Lastly, Masterchef Australia is starting next week. My very favorite show. The inspiration it gives me for my food is incredible. The farmers market is almost ready for the season. Which I’ll have so much free time to attend. I’m just in time to spend a few days planting herbs. Flowers. Vegetables. And the weather is fantastic. Things are looking up. Once this cold is gone I’m taking the world by storm. No more hiding myself or my art. I finally have the confidence I need to show what I can do. This is just the beginning. 

Thank you for reading! If you enjoy my paintings and recipes, be sure to check out my Etsy store for 100’s or art prints and recipe cards. Use code THEFORKEDRING for 25% off. 

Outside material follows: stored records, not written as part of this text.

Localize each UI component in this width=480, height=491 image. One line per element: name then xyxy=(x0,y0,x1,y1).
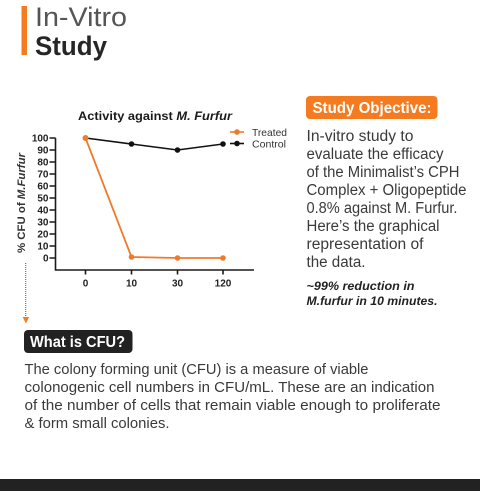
y axis numbers: 10 xyxy=(37,242,49,252)
title xyxy=(22,2,127,61)
x axis numbers: 30 xyxy=(172,278,183,290)
footer bar xyxy=(0,479,480,491)
y axis numbers: 40 xyxy=(37,206,49,216)
CFU text: colonogenic cell numbers in CFU/mL. These are an indication xyxy=(24,379,434,396)
key result xyxy=(306,279,438,308)
y axis numbers: 60 xyxy=(37,182,49,192)
CFU text xyxy=(24,361,441,432)
y axis numbers xyxy=(32,134,49,264)
title: In-Vitro xyxy=(35,2,127,32)
CFU text: of the number of cells that remain viable enough to proliferate xyxy=(24,397,441,414)
objective text: Here’s the graphical xyxy=(306,218,440,235)
control series xyxy=(86,138,226,153)
y axis numbers: 20 xyxy=(37,230,49,240)
y axis numbers: 80 xyxy=(37,158,49,168)
y axis numbers: 0 xyxy=(43,254,49,264)
x axis numbers: 10 xyxy=(126,278,137,290)
arrow: dotted down xyxy=(23,263,29,324)
y axis numbers: 100 xyxy=(32,134,49,144)
y axis numbers: 50 xyxy=(37,194,49,204)
x axis numbers xyxy=(83,278,232,290)
title: Study xyxy=(35,31,107,61)
CFU heading: What is CFU? xyxy=(30,334,125,351)
objective heading: Study Objective: xyxy=(312,100,432,117)
legend: Control xyxy=(252,138,286,150)
legend: Treated xyxy=(252,127,287,139)
treated series xyxy=(82,135,226,261)
y axis numbers: 70 xyxy=(37,170,49,180)
y axis label: % CFU of M.Furfur xyxy=(16,152,28,253)
x axis xyxy=(55,270,254,274)
y axis xyxy=(50,138,56,270)
line chart xyxy=(16,109,287,290)
objective text: representation of xyxy=(306,236,424,253)
CFU text: & form small colonies. xyxy=(24,415,170,432)
objective text: evaluate the efficacy xyxy=(306,146,444,163)
y axis numbers: 90 xyxy=(37,146,49,156)
CFU text: The colony forming unit (CFU) is a measure of viable xyxy=(24,361,368,378)
legend xyxy=(230,127,287,150)
objective text: 0.8% against M. Furfur. xyxy=(306,200,458,217)
x axis numbers: 120 xyxy=(215,278,232,290)
objective text: of the Minimalist’s CPH xyxy=(306,164,460,181)
objective text: Complex + Oligopeptide xyxy=(306,182,466,199)
objective text: In-vitro study to xyxy=(306,128,414,145)
CFU heading xyxy=(24,330,132,353)
chart title: Activity against M. Furfur xyxy=(78,109,233,123)
objective text: the data. xyxy=(306,254,366,271)
objective text xyxy=(306,128,466,271)
key result: ~99% reduction in xyxy=(306,279,414,293)
objective heading xyxy=(306,96,438,119)
panel: what is CFU xyxy=(24,330,441,432)
y axis numbers: 30 xyxy=(37,218,49,228)
x axis numbers: 0 xyxy=(83,278,89,290)
panel: study objective xyxy=(306,96,466,308)
key result: M.furfur in 10 minutes. xyxy=(306,294,438,308)
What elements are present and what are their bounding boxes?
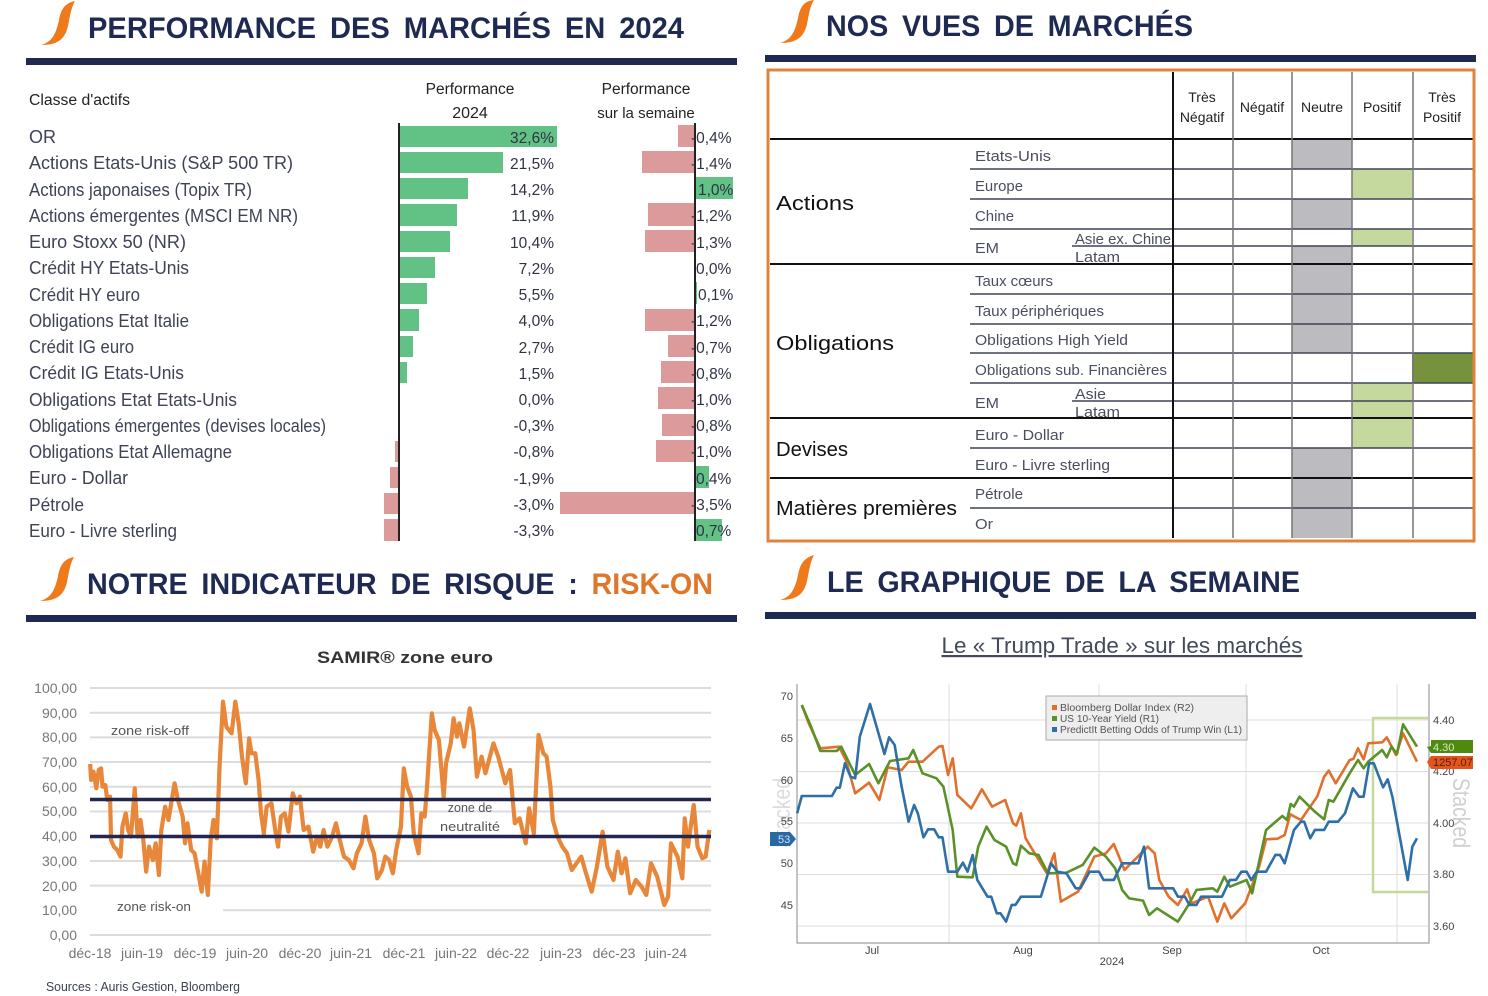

Blueberry Chocolate Chip Pancakes

American-style buttermilk pancakes with Maine berries and dark chocolate
Course Breakfast
Cuisine American
Keyword blueberry, chocolate, pancakes
Prep Time 20 minutes
Cook Time 30 minutes
Servings 10
Author theforkedring

Ingredients

  • 2 cups AP flour
  • 1 1/2 tsp baking powder
  • 1 tsp baking soda
  • 3/4 tsp salt
  • 1/4 cup granulated sugar
  • 2 1/4 cups buttermilk
  • 2 large eggs
  • 1 tsp vanilla extract
  • 1 cup Maine blueberries frozen
  • 10 oz dark chocolate chips

Instructions

  • In a large bowl, mix together the flour, baking powder, baking soda, salt, and sugar.
  • In a separate bowl mix together the buttermilk, eggs, and vanilla.
  • Add wet ingredients to dry ingredients just until combined.
  • Heat a non-stick pan or griddle over medium-high heat and grease with butter.
  • Scoop 1/3 cup batter and top with a generous sprinkle of blueberries and chocolate chips.
  • Flip after 4-5 minutes and cook 3-4 more minutes on second side.
  • Stack pancakes and keep warm. Top with real maple syrup and butter.

Notes

  • Chocolate chips can burn on the second side if your pan is too hot, so turn your pan down before flipping if needed. 
  • You can use milk chocolate chips if you prefer – I use 65% – 80% semi-sweet or dark chocolate chips.